PT and soccer players

Soccer is an intermittent, highly-intensive and complex sport. A successful performance is dependent on basic abilities, in particular, repeated explosive burst, strength, power, kicking, tackling, and their derivatives such as jumping, turning, sprinting, and changing pace (43), all making important contributions to the performance of the soccer player. Nevertheless, soccer relies primarily on aerobic metabolic for energy, and it has been suggested that up to 98% of the total energy expenditure during 90 min of the game play is derived from aerobic metabolism (44). Aerobic endurance performance in soccer is governed by three interrelated mechanisms including, VO2 max, lactate threshold and RE (45). The average intensity is high, with a range of 75–80% of VO2 max, despite periods of recovery (46,47).
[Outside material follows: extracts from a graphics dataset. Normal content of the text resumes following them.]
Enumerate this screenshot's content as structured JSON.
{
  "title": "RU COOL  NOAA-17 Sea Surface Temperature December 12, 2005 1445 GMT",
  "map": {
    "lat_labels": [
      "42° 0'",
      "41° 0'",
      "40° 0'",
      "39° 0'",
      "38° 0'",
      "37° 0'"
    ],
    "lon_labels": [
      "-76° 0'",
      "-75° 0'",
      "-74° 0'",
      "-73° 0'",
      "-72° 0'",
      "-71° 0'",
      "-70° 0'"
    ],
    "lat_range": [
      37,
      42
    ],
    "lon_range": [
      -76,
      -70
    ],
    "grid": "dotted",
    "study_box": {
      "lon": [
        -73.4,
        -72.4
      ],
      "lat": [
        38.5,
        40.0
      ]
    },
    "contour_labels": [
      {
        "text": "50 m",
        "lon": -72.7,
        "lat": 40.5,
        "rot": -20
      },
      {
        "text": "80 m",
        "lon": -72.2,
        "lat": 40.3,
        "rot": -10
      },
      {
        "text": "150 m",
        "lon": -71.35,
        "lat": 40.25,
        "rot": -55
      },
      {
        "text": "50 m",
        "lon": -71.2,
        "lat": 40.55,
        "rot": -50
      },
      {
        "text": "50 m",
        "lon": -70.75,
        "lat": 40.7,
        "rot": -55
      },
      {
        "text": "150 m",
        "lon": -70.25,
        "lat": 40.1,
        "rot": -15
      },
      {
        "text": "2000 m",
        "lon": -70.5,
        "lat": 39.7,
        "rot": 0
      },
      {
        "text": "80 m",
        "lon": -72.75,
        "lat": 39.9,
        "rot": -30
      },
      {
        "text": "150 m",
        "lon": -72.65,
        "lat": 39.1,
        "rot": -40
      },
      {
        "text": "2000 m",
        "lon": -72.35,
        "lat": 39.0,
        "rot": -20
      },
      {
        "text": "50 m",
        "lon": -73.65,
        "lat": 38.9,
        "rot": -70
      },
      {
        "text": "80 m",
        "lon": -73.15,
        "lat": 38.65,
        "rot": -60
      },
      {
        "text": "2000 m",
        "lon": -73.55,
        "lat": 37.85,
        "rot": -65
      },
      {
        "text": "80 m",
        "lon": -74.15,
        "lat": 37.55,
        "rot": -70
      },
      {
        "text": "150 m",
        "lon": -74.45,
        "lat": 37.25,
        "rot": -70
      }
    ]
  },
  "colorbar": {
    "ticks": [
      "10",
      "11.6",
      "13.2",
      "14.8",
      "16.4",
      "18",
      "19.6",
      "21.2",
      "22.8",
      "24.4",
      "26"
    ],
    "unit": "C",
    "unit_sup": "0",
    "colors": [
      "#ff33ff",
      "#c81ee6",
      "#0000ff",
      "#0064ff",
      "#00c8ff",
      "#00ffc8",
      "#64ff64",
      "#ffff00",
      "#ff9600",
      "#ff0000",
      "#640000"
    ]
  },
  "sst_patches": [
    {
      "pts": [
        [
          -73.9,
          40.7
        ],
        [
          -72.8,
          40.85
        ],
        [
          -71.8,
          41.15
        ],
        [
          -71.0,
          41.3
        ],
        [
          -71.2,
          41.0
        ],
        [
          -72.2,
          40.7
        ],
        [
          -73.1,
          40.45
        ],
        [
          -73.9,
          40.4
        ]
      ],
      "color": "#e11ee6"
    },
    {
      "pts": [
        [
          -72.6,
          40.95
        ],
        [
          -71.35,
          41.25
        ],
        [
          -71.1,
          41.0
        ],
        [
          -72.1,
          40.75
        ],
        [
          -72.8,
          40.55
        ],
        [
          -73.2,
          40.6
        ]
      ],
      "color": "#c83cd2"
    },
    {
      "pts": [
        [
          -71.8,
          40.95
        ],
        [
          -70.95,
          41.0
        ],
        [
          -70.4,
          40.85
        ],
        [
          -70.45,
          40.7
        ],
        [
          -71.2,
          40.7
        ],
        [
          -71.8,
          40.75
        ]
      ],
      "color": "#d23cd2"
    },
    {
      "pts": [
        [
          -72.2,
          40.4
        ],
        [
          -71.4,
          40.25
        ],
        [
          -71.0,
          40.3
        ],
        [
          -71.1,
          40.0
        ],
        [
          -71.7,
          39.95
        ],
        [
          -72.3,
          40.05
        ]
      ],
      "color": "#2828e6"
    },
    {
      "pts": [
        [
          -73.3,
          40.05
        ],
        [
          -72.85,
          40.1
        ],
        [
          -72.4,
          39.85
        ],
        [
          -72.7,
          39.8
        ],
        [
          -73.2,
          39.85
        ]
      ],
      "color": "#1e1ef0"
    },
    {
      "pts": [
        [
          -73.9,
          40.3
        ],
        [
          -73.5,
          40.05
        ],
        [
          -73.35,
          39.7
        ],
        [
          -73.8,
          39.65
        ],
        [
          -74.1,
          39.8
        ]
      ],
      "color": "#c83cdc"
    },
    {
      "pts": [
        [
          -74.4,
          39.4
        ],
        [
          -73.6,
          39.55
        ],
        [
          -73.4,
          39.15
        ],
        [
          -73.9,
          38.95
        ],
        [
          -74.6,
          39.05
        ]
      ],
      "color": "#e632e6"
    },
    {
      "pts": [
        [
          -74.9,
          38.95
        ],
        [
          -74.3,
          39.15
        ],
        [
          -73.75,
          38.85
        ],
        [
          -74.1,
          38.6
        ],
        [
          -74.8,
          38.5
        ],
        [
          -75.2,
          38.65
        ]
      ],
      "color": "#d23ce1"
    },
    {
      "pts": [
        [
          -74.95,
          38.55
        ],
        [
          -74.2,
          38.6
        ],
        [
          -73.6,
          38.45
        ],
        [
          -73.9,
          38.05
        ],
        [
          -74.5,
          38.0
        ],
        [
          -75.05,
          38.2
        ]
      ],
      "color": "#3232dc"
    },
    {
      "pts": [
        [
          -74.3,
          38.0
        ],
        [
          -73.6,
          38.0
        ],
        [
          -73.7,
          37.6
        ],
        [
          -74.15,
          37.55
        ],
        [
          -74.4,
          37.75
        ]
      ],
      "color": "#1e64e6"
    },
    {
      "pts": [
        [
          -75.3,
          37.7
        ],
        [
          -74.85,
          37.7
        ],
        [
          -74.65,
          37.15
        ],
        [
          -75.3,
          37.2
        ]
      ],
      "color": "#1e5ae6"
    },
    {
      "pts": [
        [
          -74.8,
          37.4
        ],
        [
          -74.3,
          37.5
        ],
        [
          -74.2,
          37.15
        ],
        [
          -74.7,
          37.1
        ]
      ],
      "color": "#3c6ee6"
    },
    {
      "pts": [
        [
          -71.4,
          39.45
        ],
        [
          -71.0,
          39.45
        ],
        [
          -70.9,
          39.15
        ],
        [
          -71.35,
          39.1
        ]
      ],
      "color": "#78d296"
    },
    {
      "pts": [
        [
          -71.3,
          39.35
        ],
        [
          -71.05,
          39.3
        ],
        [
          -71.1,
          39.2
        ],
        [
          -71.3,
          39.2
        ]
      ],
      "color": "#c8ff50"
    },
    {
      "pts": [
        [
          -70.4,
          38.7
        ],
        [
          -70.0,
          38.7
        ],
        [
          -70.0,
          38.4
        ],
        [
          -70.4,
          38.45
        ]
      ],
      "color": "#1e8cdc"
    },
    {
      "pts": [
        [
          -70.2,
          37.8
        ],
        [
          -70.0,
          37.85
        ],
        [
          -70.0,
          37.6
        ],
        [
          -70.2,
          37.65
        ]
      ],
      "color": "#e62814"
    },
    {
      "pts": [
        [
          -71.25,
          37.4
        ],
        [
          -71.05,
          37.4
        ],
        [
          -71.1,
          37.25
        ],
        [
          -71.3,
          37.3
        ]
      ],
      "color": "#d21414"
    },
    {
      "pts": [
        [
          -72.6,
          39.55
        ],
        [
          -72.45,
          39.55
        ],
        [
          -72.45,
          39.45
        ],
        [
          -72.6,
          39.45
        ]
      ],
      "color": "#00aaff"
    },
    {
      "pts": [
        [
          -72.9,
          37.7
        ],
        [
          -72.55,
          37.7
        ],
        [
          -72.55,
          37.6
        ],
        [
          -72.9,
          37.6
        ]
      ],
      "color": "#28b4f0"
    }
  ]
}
Consequently, maximal oxygen consumption corresponds to the most important component of aerobic endurance performance in soccer (44), and there is evidence that indicates maximal aerobic power correlates with soccer success (46,48). Accordingly, a plyometric agility training program may increase the percentage of VO2 peak in female soccer players (47), increase several muscle powers and endurance measured after a 6-week PT program in young soccer players (49) and improve and maintain the soccer kick for ball speed (50), thereby confirming the place of PT in skill performance (51) and decisive determining of neuromechanical training responses in high-level soccer players (52).

In line with the abovementioned data, strength prior to PT intervention is also an important variable (53) to consider as men tend to be stronger than women (54). Additionally, in non-trained individuals, men gain in vertical jump performance compared to women after PT (54) while similar sprint (55) and endurance (56) performance adaptation are reported in men and women after PT. This difference suggests that PT-induced adaptation occurred in men and women independently of the initial performance prior to training (57) or basal differences in important performance-related hormonal markers (58). However, in young (~21 years) players with a similar training load and competitive background assigned to training women and men, and control men and women groups, no differences in performance improvement was observed between the PT groups (59). The two PT groups improved more in all the performance tests compard to the controls group, suggesting that adaptation to PT does not differ between men and women. In addition, short-term (6 weeks) PT intervention induced higher maximal-intensity exercise and endurance performance improvements compared to soccer training alone, and the improvements induced by PT were not affected by gender (60). Thus, male and female soccer players with similar competitive background and training load can undergo similar PT programs (60). Accordingly, PT induced significantly greater kicking distance in a group of adolescent females (~13 years) after 14 weeks of training while no significant difference was seen in vertical jump height between the groups at pretest (61). PT improved depth vertical jump performance, agility and isometric knee extensor strength (62) in young soccer players.

Conclusion

Due to the multifaceted nature of physical requirements in soccer, including strength, endurance, power and agility, soccer training must be able to fulfill the needs of improvement. Taken altogether, the data demonstrated a strong ability of PT to transfer and improve specific cardiovascular and neuromuscular fitness. PT induces an increase in VO2 max, maximal strength, sprinting speed, solid kick, endurance, agility, particular soccer player skills and vertical jump ability (63) in male and female individuals at any age, whether in recreational or professional athletes. In addition, improvements include muscular and tendon strengthening, resulting in the abililty to avoid injuries (15).

Thus, PT must be a part of soccer player training programs as is the case in many types of sports. Safety consideration must be taken into account, including, evaluation of the athlete, ensuring facilities and equipment are safe, establishing sport-specific goals, determining program design variables, and teaching the athlete proper technique and properly promoting the program.